Zur Berufung gegen die Punkte 3) und 4):  

Gemäß § 7 Abs.1 StVO 1960 hat der Lenker eines Fahrzeuges, so weit sich aus diesem Bundesgesetz nichts anderes ergibt, so weit rechts zu fahren, wie ihm dies unter Bedachtnahme auf die Leichtigkeit und Flüssigkeit des Verkehrs zumutbar und dies ohne Gefährdung, Behinderung oder Belästigung anderer Straßenbenützer, ohne eigene Gefährdung und ohne Beschädigung von Sachen möglich ist.

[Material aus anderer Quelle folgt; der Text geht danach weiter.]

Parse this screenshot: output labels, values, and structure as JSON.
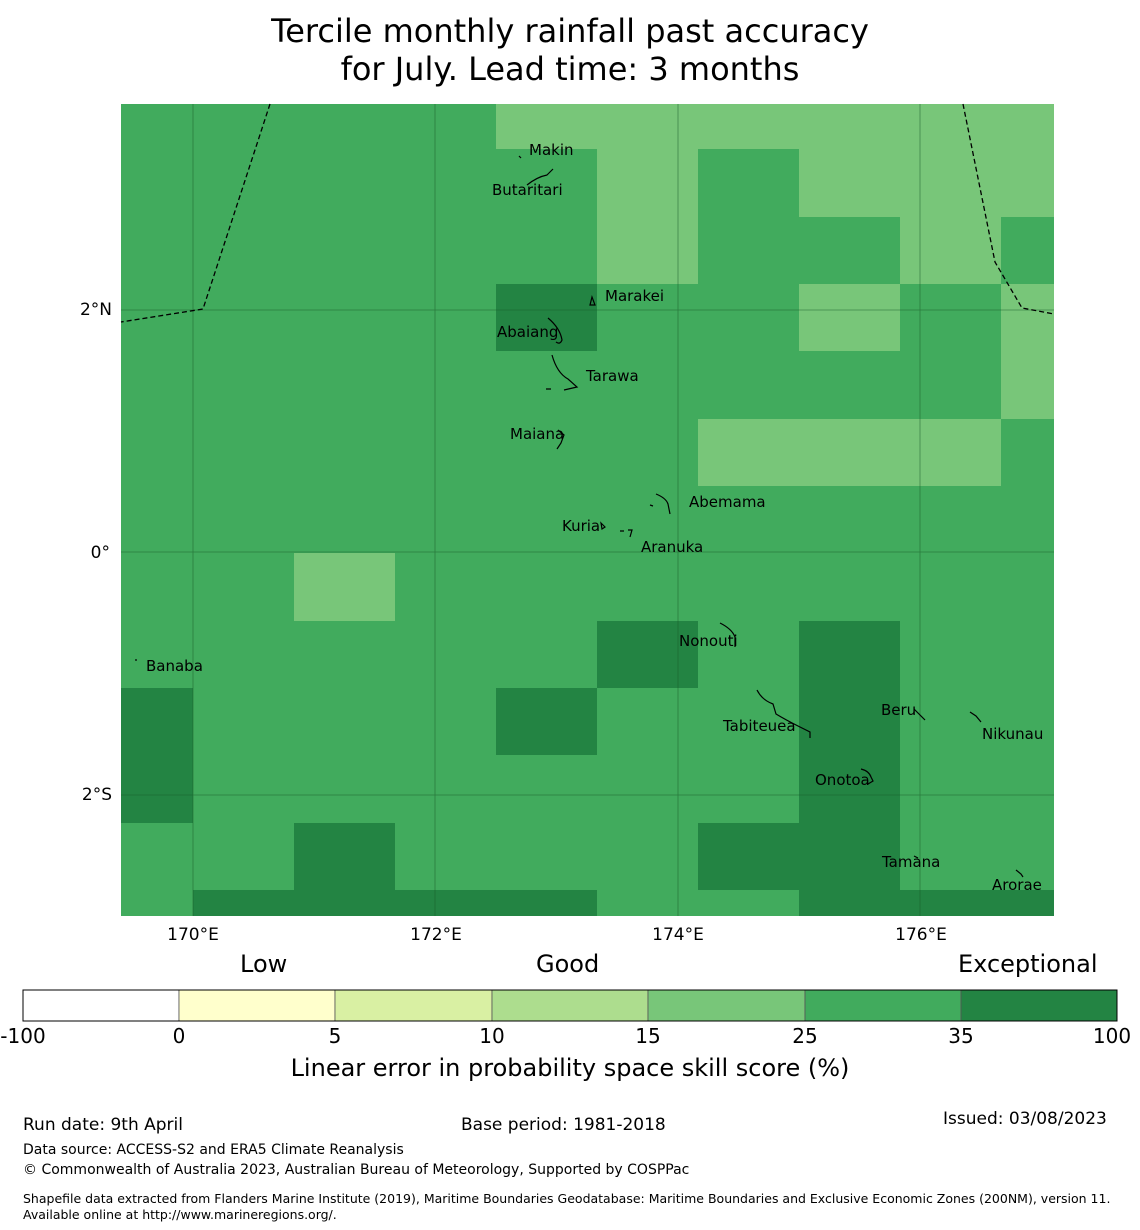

Gemäß Abs.2 dieser Bestimmung hat der Lenker eines Fahrzeuges, wenn es die Verkehrssicherheit erfordert, insbesondere in unübersichtlichen Kurven, vor Fahr­bahn­kuppen, bei ungenügender Sicht, beim Überholtwerden und bei Gegenverkehr, am rechten Fahrbahnrand zu fahren; er darf hiebei aber nicht Personen gefährden oder Sachen beschädigen.

 

Die Bw hat zunächst die Nichteinhaltung der Rechtsfahrordnung lapidar bestritten, wobei aber zu sagen ist, dass es einem Polizeibeamten wohl zumutbar sein muss, beim Nachfahren hinter einem Pkw beurteilen zu können, ob dieser überhaupt die Rechtsfahrordnung einhält oder diese gegebenenfalls aus nachvollziehbaren Gründen nicht einhalten kann (zB wegen Schneeverwehungen). Die Bw hat schließ­lich eingeräumt, sie sei, soweit es ihr möglich gewesen sei, rechts gefahren, habe aber wegen schlechter Schneeräumung bzw Nebel die Mittellinie nicht immer erkennen können. Der Ml hat im Hinblick auf die verbliebenen Tatvorwürfe, dh § 7 Abs.1 StVO zwischen km 260.590 und 260.100, das ist teilweise das Ortsgebiet Vöcklamarkt, und § 7 Abs.2 StVO bei km 259.650, eine Sichtbeeinträchtigung durch Nebel ausgeschlossen. Gerade bei schlechter Sicht, der durch Nebel bedingt ist, ist ein Fahrzeuglenker zur strikten Einhaltung des rechten Fahrbahnrandes verpflichtet. Das Argument der Bw, sie habe die Mittellinie nicht immer gesehen, sind schon deshalb ungeeignet, ihr Verhalten zu rechtfertigen, weil zum einen solche Boden­markierungen nicht immer vorhanden sein müssen, ein Abschätzen der Fahr­bahnmitte bzw ein Erkennen des rechten Fahrbahnrandes zur Orientierung aber auch ohne Markierungen anhand von Verkehrsleiteinrichtungen (zB Leitpflöcke oder Leitschienen) möglich ist und zum anderen sich ein anderer Fahrzeuglenker gerade bei schlechten Straßen- oder Wetterbedingungen darauf verlassen können muss, dass ein vor ihm fahrender Lenker das Rechtsfahrgebot hält, insbesondere wenn er überholt wird. Die B1 ist im genannten Bereich gut ausgebaut und auch das - vom Ml im Übrigen glaubhaft gänzlich verneinte - Vorhandensein von Schnee am Fahrbahn­rand auch kein Argument, nicht in diesen hineinzufahren, zumal auch die Bw nie behauptet hat, dass darin (bei angemessener Geschwindigkeit) irgendeine Gefahr gelegen gewesen wäre. Dass die Bw vorsätzlich links gefahren wäre, wurde nie behauptet.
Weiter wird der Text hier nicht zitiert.